Phillips 66 is committed to complying with the law wherever we operate and to conducting all business activities in accordance with the highest ethical standards. We expect the same of the parties with which we do business. Our ethical standard is reflected in our Code of Business Ethics and Conduct (the "Code of Ethics") that summarizes the ethical conduct and compliance with all laws expected of employees and others who work on behalf of the Company. We take ethics seriously. Employees are accountable to review annually the Code of Ethics, receive training on it and to certify their compliance with its standards, or disclose any exceptions. Phillips 66 maintains a 24/7 ethics hotline and email account where employees and contractors can reveal any concerns of possible ethics violations, including slavery and human trafficking, anonymously if they feel the need. Every submission is reviewed. Contractors must abide by the ethical standards in the Code of Ethics, too. Phillips 66 will exercise our contractual rights against any supplier found to be in violation of applicable laws or the Code of Ethics.

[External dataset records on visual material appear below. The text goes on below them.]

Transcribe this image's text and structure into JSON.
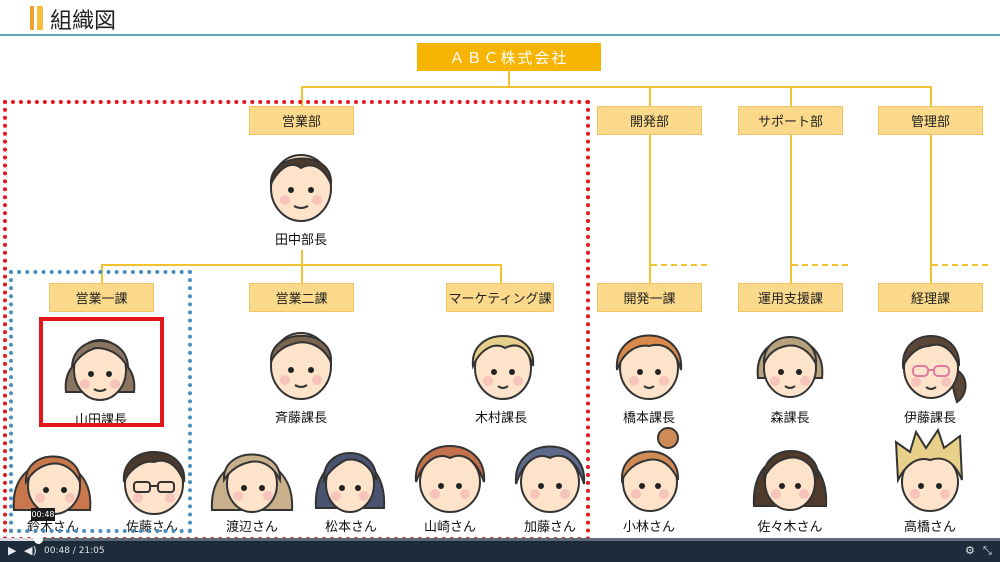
{
  "title": "組織図",
  "company": "ＡＢＣ株式会社",
  "departments": [
    {
      "label": "営業部"
    },
    {
      "label": "開発部"
    },
    {
      "label": "サポート部"
    },
    {
      "label": "管理部"
    }
  ],
  "sections": [
    {
      "label": "営業一課"
    },
    {
      "label": "営業二課"
    },
    {
      "label": "マーケティング課"
    },
    {
      "label": "開発一課"
    },
    {
      "label": "運用支援課"
    },
    {
      "label": "経理課"
    }
  ],
  "people": {
    "tanaka": "田中部長",
    "yamada": "山田課長",
    "saito": "斉藤課長",
    "kimura": "木村課長",
    "hashimoto": "橋本課長",
    "mori": "森課長",
    "ito": "伊藤課長",
    "suzuki": "鈴木さん",
    "sato": "佐藤さん",
    "watanabe": "渡辺さん",
    "matsumoto": "松本さん",
    "yamazaki": "山崎さん",
    "kato": "加藤さん",
    "kobayashi": "小林さん",
    "sasaki": "佐々木さん",
    "takahashi": "高橋さん"
  },
  "player": {
    "current_time": "00:48",
    "duration": "21:05",
    "time_display": "00:48 / 21:05",
    "tooltip": "00:48",
    "progress": 0.038,
    "icons": [
      "play-icon",
      "volume-icon",
      "settings-icon",
      "collapse-icon"
    ]
  },
  "colors": {
    "box_fill": "#fbd98a",
    "company_fill": "#f7b400",
    "connector": "#f2c230",
    "highlight_red": "#e2161b",
    "highlight_blue": "#4a8fc2",
    "header_rule": "#5aa7b0"
  }
}
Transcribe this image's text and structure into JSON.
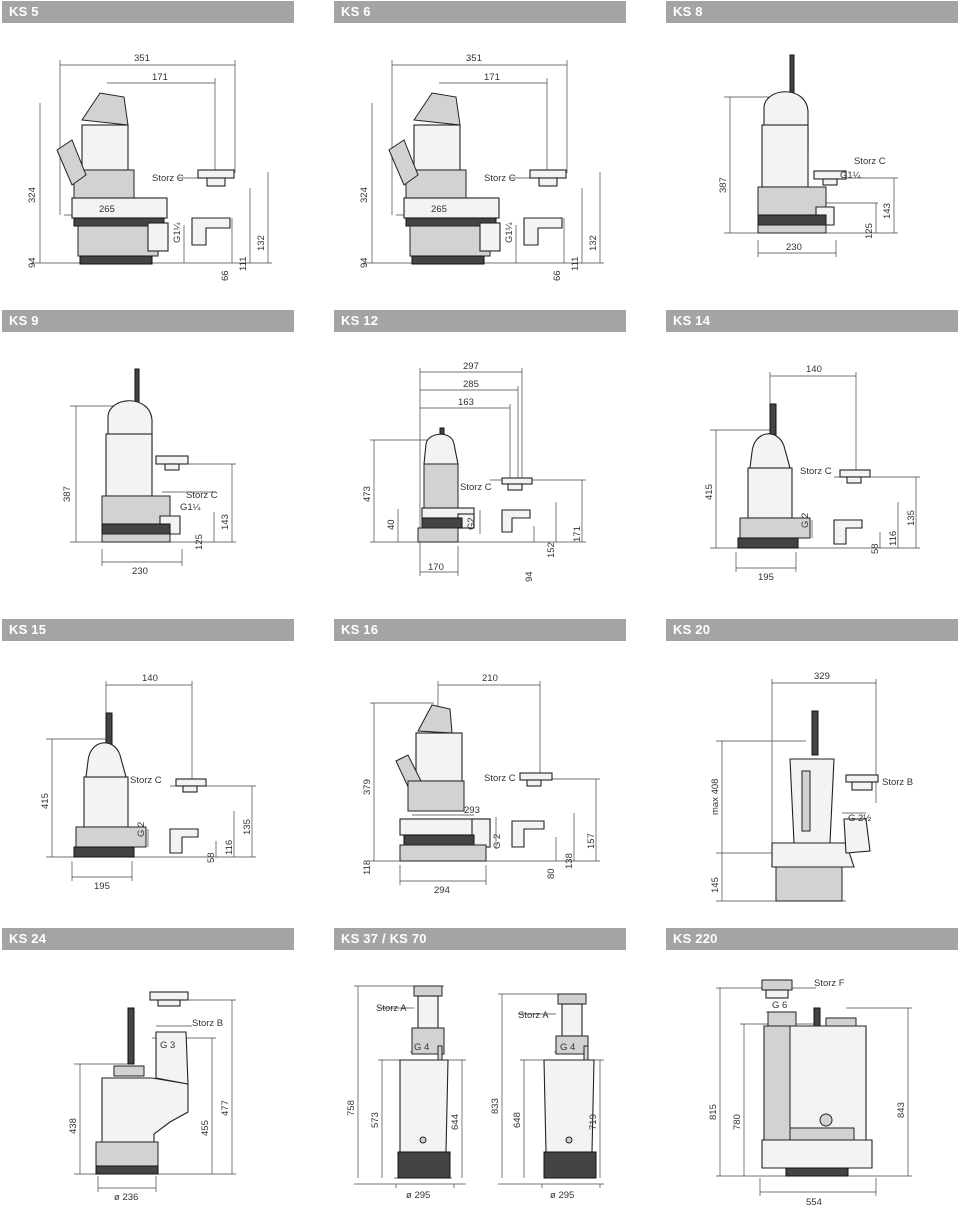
{
  "panels": [
    {
      "title": "KS 5",
      "labels": {
        "width_total": "351",
        "width_outlet": "171",
        "height_total": "324",
        "base_height": "94",
        "width_base": "265",
        "thread": "G1¼",
        "coupling": "Storz C",
        "outlet_66": "66",
        "outlet_111": "111",
        "outlet_132": "132"
      }
    },
    {
      "title": "KS 6",
      "labels": {
        "width_total": "351",
        "width_outlet": "171",
        "height_total": "324",
        "base_height": "94",
        "width_base": "265",
        "thread": "G1¼",
        "coupling": "Storz C",
        "outlet_66": "66",
        "outlet_111": "111",
        "outlet_132": "132"
      }
    },
    {
      "title": "KS 8",
      "labels": {
        "height_total": "387",
        "coupling": "Storz C",
        "thread": "G1¼",
        "outlet_125": "125",
        "outlet_143": "143",
        "width_base": "230"
      }
    },
    {
      "title": "KS 9",
      "labels": {
        "height_total": "387",
        "coupling": "Storz C",
        "thread": "G1¼",
        "outlet_125": "125",
        "outlet_143": "143",
        "width_base": "230"
      }
    },
    {
      "title": "KS 12",
      "labels": {
        "w297": "297",
        "w285": "285",
        "w163": "163",
        "height_total": "473",
        "base_height": "40",
        "thread": "G2",
        "coupling": "Storz C",
        "w170": "170",
        "h94": "94",
        "h152": "152",
        "h171": "171"
      }
    },
    {
      "title": "KS 14",
      "labels": {
        "w140": "140",
        "height_total": "415",
        "coupling": "Storz C",
        "thread": "G 2",
        "h58": "58",
        "h116": "116",
        "h135": "135",
        "w195": "195"
      }
    },
    {
      "title": "KS 15",
      "labels": {
        "w140": "140",
        "height_total": "415",
        "coupling": "Storz C",
        "thread": "G 2",
        "h58": "58",
        "h116": "116",
        "h135": "135",
        "w195": "195"
      }
    },
    {
      "title": "KS 16",
      "labels": {
        "w210": "210",
        "height_total": "379",
        "base_height": "118",
        "coupling": "Storz C",
        "w293": "293",
        "thread": "G 2",
        "h80": "80",
        "h138": "138",
        "h157": "157",
        "w294": "294"
      }
    },
    {
      "title": "KS 20",
      "labels": {
        "w329": "329",
        "coupling": "Storz B",
        "height_max": "max 408",
        "thread": "G 2½",
        "base_height": "145"
      }
    },
    {
      "title": "KS 24",
      "labels": {
        "coupling": "Storz B",
        "thread": "G 3",
        "h438": "438",
        "h455": "455",
        "h477": "477",
        "diameter": "ø 236"
      }
    },
    {
      "title": "KS 37 / KS 70",
      "labels": {
        "coupling_a1": "Storz A",
        "h758": "758",
        "thread_a": "G 4",
        "h573": "573",
        "h644": "644",
        "dia_a": "ø 295",
        "coupling_a2": "Storz A",
        "h833": "833",
        "thread_b": "G 4",
        "h648": "648",
        "h719": "719",
        "dia_b": "ø 295"
      }
    },
    {
      "title": "KS 220",
      "labels": {
        "coupling": "Storz F",
        "thread": "G 6",
        "h815": "815",
        "h780": "780",
        "h843": "843",
        "w554": "554"
      }
    }
  ]
}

Any employee or contractor who is proven to have violated the Code of Ethics is subject to disciplinary action, up to and including termination of employment or contracts, as the case may be, and referral to appropriate legal authorities.
To ensure that our supply chain reflects Phillips 66's values and ethics, our corporate policy provides that Phillips 66's purchasing decisions with suppliers include being based on integrity. Phillips 66 relies on suppliers who comply with all laws, including those that require them to treat workers fairly and provide a safe and healthy work environment. Phillips 66 verifies its Procurement supply chains by periodic audits performed by Phillips 66. Third-party auditors may be contracted by Phillips 66 to conduct on-site inspections; however, the majority of assessments are performed by Phillips 66 personnel. Phillips 66 personnel performing these audits are trained to recognize and are obligated to report non-compliance.
Phillips 66 suppliers are expected to certify that the materials incorporated into the products manufactured for Phillips 66 comply with all laws, which would include those pertaining to human rights, anti-slavery and anti-human trafficking.
U.S. Customs & Border Protection Customs maintains the Trade Partnership Against Terrorism (C-TPAT) program in which Customs assesses certain companies' past Customs compliance, security profile, and sample supply chain validation. Based on the assessment, Customs may grant top tier designation to companies that qualify as low risk. Approximately 300 of 10,000 have this status. C-TPAT is designed to strengthen global supply chains and improve U.S. border security. Phillips 66 is allowed to import as a top tier participant.
Our personnel, employees and management with direct responsibility for supply chain management are trained to recognize health and safety best practices, and are trained to report and investigate all deviations from a best practice.
While this disclosure outlines Phillips 66's standard supply chain Procurement practices and contracting provisions, exceptions may exist or occur. © Phillips 66 2013.